Truffa e autoriciclaggio: queste le accuse che hanno portato martedì 14 gennaio alla applicazione di una misura cautelare nei confronti di 14 persone. Le indagini, coordinare dalla Procura del capoluogo brianzolo, sono state condotte dai militari del Comando Provinciale della Guardia di Finanza di Monza Brianza. I finanziari hanno eseguito un’ordinanza di applicazione della custodia cautelare in carcere per sei persone, degli arresti domiciliari per altrettante e dell’obbligo di firma per due, disposta dal G.I.P. presso il Tribunale del capoluogo, nei confronti del gruppo, gravemente indiziato di essere il promotore o compartecipe di una associazione per delinquere.

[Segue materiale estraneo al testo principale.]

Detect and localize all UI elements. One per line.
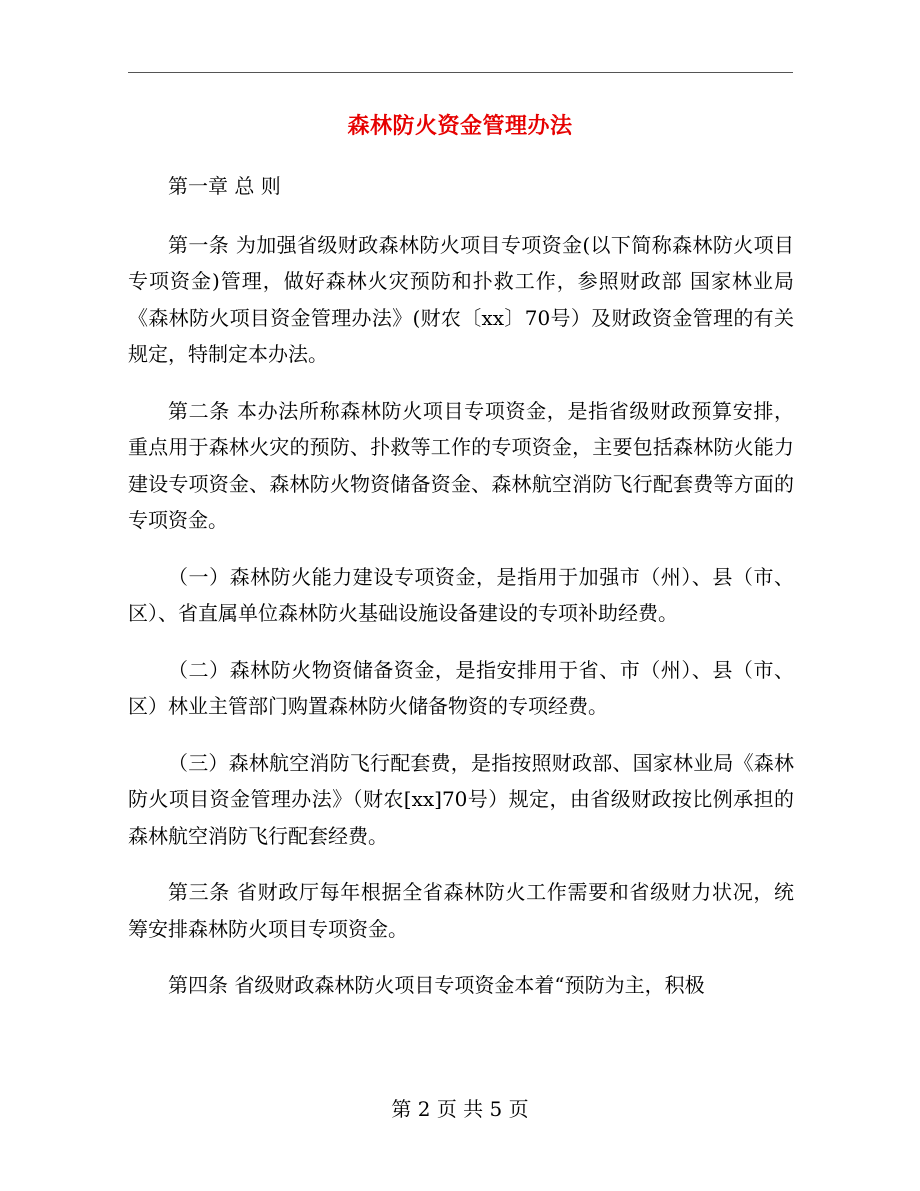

Monza, 12 arresti della Finanza: accuse di truffa e autoriciclaggio
Le indagini avviate attraverso autonome attività info-investigative, hanno riguardato “sei autosaloni attivi nel territorio brianzolo e nel bergamasco”, i cui titolari avrebbero commesso truffe ai danno di società finanziarie ed effettuato autoriciclaggio dei proventi illeciti conseguiti. Attraverso unità cinofile “cash dog” effettuato un provvedimento di sequestro preventivo, emesso dalla stessa Autorità Giudiziaria, di disponibilità finanziarie per oltre 8 milioni di euro, “pari ai profitti illeciti dei reati ascritti”.

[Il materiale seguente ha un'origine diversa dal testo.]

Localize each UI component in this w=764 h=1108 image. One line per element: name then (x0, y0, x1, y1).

Monza: 12 arresti della Finanza, cosa hanno svelato le indagini
Sarebbe stata svelata in particolare “una strutturata associazione per delinquere diretta da imprenditori brianzoli operanti nel commercio di autovetture” che “avvalendosi di soggetti di etnia “sinti””, avrebbero in primo luogo individuato prestanome ai quali intestare un contratto di finanziamento – “destinato a non essere onorato” – per l’acquisto di autovetture “da note società finanziarie”. Identificati in particolare “110 soggetti nullatenenti”, che sarebbero stati i beneficiari dei finanziamenti ottenuti “attraverso la presentazione di documentazione attestante una situazione reddituale non veritiera”, che “hanno omesso il pagamento delle relative rate”.
Le autovetture venivano poi “immediatamente cedute agli autosaloni amministrati dai capi dell’associazione” che le rivendevano “a prezzi sensibilmente più bassi rispetto a quelli di mercato a clienti del tutto ignari”.